Chinese Investors Are Pouring Into the U.S., Japan

The nation’s individual investors are desperate to shift their money out of the country—and they are willing to pay a big premium to do so.

Rebecca Feng (with inputs from The Wall Street Journal)
Updated17 May 2024
The frenzied buying of Japanese and U.S. ETFs is a sign of how tough it will be for authorities to shift investor sentiment in a stock market that is mired in a yearslong slump.
The frenzied buying of Japanese and U.S. ETFs is a sign of how tough it will be for authorities to shift investor sentiment in a stock market that is mired in a yearslong slump.

Chinese individual investors are desperate to shift their money out of the country—and they are willing to pay a big premium to do so.

The best example of their desperation: Some this week have been buying funds that offer exposure to Japanese stocks at a 20% premium to what those stocks are worth.

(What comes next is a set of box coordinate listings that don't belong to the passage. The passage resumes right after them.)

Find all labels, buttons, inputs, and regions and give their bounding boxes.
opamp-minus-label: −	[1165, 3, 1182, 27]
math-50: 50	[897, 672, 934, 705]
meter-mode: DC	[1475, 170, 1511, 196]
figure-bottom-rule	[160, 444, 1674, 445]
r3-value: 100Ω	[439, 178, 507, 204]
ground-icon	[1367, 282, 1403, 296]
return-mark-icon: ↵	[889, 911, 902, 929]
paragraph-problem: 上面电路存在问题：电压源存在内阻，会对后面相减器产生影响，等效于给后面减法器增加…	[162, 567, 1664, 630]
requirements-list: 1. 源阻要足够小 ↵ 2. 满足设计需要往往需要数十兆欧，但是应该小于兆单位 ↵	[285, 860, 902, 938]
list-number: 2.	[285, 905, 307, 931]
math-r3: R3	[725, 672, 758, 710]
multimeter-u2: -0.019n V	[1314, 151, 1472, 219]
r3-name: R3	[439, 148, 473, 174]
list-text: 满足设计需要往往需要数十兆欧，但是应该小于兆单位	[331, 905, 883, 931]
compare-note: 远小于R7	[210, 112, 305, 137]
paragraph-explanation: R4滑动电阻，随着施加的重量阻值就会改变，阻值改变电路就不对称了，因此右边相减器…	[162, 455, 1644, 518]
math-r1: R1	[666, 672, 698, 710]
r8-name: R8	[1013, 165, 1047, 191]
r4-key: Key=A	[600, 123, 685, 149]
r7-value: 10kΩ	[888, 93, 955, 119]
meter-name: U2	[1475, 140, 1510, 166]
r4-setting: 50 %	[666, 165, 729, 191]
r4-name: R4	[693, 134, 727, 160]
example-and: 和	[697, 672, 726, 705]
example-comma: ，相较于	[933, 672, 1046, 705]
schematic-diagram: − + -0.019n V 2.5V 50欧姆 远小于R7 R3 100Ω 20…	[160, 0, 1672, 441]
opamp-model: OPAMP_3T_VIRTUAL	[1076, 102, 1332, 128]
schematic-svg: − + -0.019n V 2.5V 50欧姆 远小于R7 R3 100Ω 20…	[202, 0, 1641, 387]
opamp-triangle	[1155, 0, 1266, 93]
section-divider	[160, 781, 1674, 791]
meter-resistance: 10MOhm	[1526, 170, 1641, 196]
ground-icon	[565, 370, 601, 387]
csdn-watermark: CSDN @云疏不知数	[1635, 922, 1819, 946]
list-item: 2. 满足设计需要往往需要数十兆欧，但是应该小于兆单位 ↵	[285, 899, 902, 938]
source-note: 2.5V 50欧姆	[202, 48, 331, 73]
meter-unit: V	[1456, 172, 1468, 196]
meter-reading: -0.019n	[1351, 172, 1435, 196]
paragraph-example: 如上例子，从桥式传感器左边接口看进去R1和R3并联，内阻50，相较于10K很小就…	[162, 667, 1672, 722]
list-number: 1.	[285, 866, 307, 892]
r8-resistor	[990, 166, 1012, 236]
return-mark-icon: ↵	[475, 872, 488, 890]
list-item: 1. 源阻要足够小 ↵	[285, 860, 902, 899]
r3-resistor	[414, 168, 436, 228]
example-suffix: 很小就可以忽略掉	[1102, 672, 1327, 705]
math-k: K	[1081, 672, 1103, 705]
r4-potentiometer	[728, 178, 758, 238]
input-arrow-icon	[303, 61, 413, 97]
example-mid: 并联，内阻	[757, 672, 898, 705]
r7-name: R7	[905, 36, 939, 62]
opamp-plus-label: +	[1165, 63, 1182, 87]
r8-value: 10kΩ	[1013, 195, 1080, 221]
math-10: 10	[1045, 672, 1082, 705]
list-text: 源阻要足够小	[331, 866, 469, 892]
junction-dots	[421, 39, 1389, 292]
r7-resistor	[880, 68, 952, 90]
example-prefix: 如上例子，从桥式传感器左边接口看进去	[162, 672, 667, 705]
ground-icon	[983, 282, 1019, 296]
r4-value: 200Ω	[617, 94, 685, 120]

An exchange-traded fund launched by China Asset Management Co. traded at a 14% to 20% premium to its indicative net asset value over the first three days of the week.

The ETF became so popular that China AMC halted its trading for an hour on Thursday, a move also taken by another firm. It warned investors about the big difference between the fund’s price and its net value and said investors could suffer heavy losses if they invest blindly.

The premium came down to 5% on Thursday.

“The current craze for U.S. and Japanese stocks is no different from the panic buying of real estate, bitcoin, and gold by Chinese aunties years ago,” said Qi Wang, chief investment officer at UOB Kay Hian’s wealth management division, referring to Chinese mom-and-pop investors, who have a huge influence on stock prices.

Earlier this week, China’s top government body urged stronger measures to stabilize markets and boost confidence.

The frenzied buying of Japanese and U.S. ETFs is a sign of how tough it will be for authorities to shift investor sentiment in a stock market that is mired in a yearslong slump.

The benchmark CSI 300 index lost 11.4% of its value last year, cementing its third year in a row of declines. That has pushed Chinese investors overseas, including to Japan and the U.S., where stocks boomed in 2023.

Four China-listed ETFs tracking Japan’s Nikkei 225 index recorded about $3.3 billion in trading volume this week as of Thursday, putting it on track to become the busiest week on record, according to Wind, a financial-data provider.

Chinese investors have also flooded into ETFs tracking the U.S. stock market. Another China AMC ETF tracking the S&P 500 closed Wednesday at an 18% premium to its net asset value, according to Wind. The premium shrank to 5.8% on Thursday after the fund manager also halted its trading for an hour.

Foreign investors pulled out of China’s stock market in droves last year, after an early-year rally made way for a prolonged slump amid questions about the country’s economic recovery. Individual investors in the country are increasingly joining the exodus.China’s hundreds of millions of individual investors are the biggest source of volumes in the stock market. Last year, they shifted their money into safer assets, including money-market funds, after losing confidence that the stock market would turn around.